In July 1945, the first atomic bomb was tested in Central New Mexico. This bomb was created during the Manhattan project, had a 19 kiloton explosion, which was felt by residents from up to 160 miles away. A month later, the U.S. dropped two nuclear bombs in Japan, leading to the country's surrender to the Allied Forces during World War II.

The Grand Canyon is one of Arizona's most notable and breathtaking views. It stretches almost 300 miles and has a depth of 6,000 feet deep. In American folklore, tall tale fictional character Paul Bunyan was believed to have created the canyon by dragging his ax behind him while walking with his big blue ox, Babe while on a quest for firewood.

The Sequoia National Park, located in eastern California, houses some of the tallest trees in the world as well as the tallest mountain in the lower 48 states. Mount Whitney stands at 14,505 feet above sea level and the tallest tree has a name: General Sherman, a sequoia in the Giant Forest, stands at 275 feet tall with a circumference of over 100 feet. Imagine being a bird flying to your nest up there!

Bugsy Siegel could be considered the father of the Las Vegas Strip: the Flamingo Hotel and Casino opened in December 1946. Today, 45 million people visit Las Vegas a year to experience the city, enjoying gambling, shows and other events.

Washington is usually known for its high production of apples. However, it doesn't stop there: this state produces the most apples, pears, hops, red raspberries and sweet cherries. 2010 was a particularly fruitful year: Washington's harvest generated $1.44 billion.

The Blue Lacy was a dog bred on a ranch by the Lacy brothers in the mid-1800s, and it seems to be a personification of the Texan spirit. Sleek, incredibly hard-working, unshakable, these pups are gentle and a perfect companion for time out on a ranch. In 2001, this pup became the state dog.

Are you someone who likes to shop? If so, grab your comfy walking shoes and wallet! The Mall of America, located in Bloomington, Minnesota is a mecca for those who like to shop 'til they drop. Covering 4.2 million square feet, this megastructure has shopping galore as well as two mini-golf courses, an aquarium, and amusement park!

Literary icon Samuel Langhorne Clemens, better known as Mark Twain, was born in Missouri. His works include, "The Adventures of Tom Sawyer," "The Adventures of Huck Finn" and "The Celebrated Jumping Frog of Calaveras County."

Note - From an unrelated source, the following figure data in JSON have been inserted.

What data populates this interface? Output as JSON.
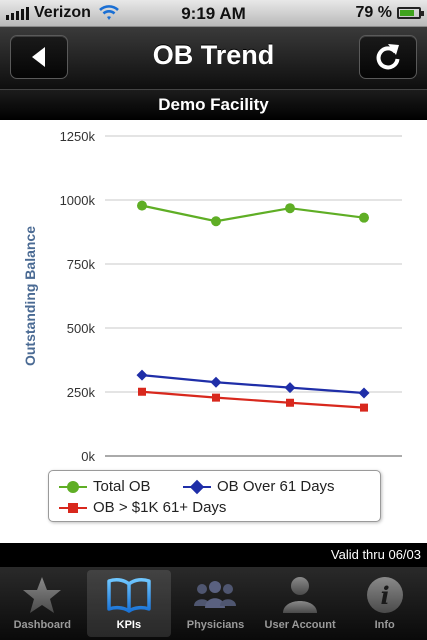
{
  "status_bar": {
    "carrier": "Verizon",
    "time": "9:19 AM",
    "battery": "79 %",
    "battery_level": 0.79
  },
  "nav": {
    "title": "OB Trend",
    "back_icon": "back-arrow-icon",
    "refresh_icon": "refresh-icon"
  },
  "facility": "Demo Facility",
  "chart_data": {
    "type": "line",
    "x": [
      1,
      2,
      3,
      4
    ],
    "ylabel": "Outstanding Balance",
    "ylim": [
      0,
      1250000
    ],
    "yticks": [
      "0k",
      "250k",
      "500k",
      "750k",
      "1000k",
      "1250k"
    ],
    "ytick_values": [
      0,
      250000,
      500000,
      750000,
      1000000,
      1250000
    ],
    "grid": true,
    "legend_position": "bottom",
    "series": [
      {
        "name": "Total OB",
        "color": "#5fae25",
        "marker": "circle",
        "values": [
          978000,
          917000,
          968000,
          931000
        ]
      },
      {
        "name": "OB Over 61 Days",
        "color": "#1f2ea8",
        "marker": "diamond",
        "values": [
          316000,
          288000,
          267000,
          246000
        ]
      },
      {
        "name": "OB > $1K 61+ Days",
        "color": "#d8281d",
        "marker": "square",
        "values": [
          251000,
          228000,
          208000,
          189000
        ]
      }
    ]
  },
  "valid_thru": "Valid thru 06/03",
  "tabs": [
    {
      "label": "Dashboard",
      "icon": "star-icon",
      "active": false
    },
    {
      "label": "KPIs",
      "icon": "book-icon",
      "active": true
    },
    {
      "label": "Physicians",
      "icon": "group-icon",
      "active": false
    },
    {
      "label": "User Account",
      "icon": "person-icon",
      "active": false
    },
    {
      "label": "Info",
      "icon": "info-icon",
      "active": false
    }
  ]
}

For 30 years, Iowa native Johnny Carson interviewed and entertained the populace on "The Tonight Show." The show's first guest was Groucho Marx, a comedy legend known for his movies and the game show "You Bet Your Life." The final star? Another comedian: Robin Williams, who would make Carson double over with laughter with every appearance.

Oklahoma City, the capital of Oklahoma, is located in an area of the United States nicknamed "tornado alley." On one very unfortunate day, Oklahoma was struck not by one, but five different tornadoes! Between 1890 and 2010 Oklahoma City was hit by 147 tornadoes.

One of the unsung heroes of the American Revolutionary War isn't a human, it's a tree! The iconic palmetto trees that grow in South Carolina saved countless lives. How? The logs of these trees are incredibly resilient: when cannonballs were hurled toward a fort on Sullivan's Island, these cushy logs bounced them off of them, instead of splintering and causing harm to those inside.

An avid hunter, President Theodore Roosevelt, was on a hunting trip with Mississippi Gov. Andrew Longino in Onward, Mississippi in 1902 when he came across a bear tied to a tree. After refusing to kill a hopeless animal, a toy was created that is still cuddled by kids today: the Teddy Bear.

Are you a fan of the Christmas season? Can't wait to get your hands on candy canes and peppermint everything? There's no doubt that we all love the time off around the end of the year. What does this have to do with Alabama? It was the first state to declare Christmas a national holiday in 1836.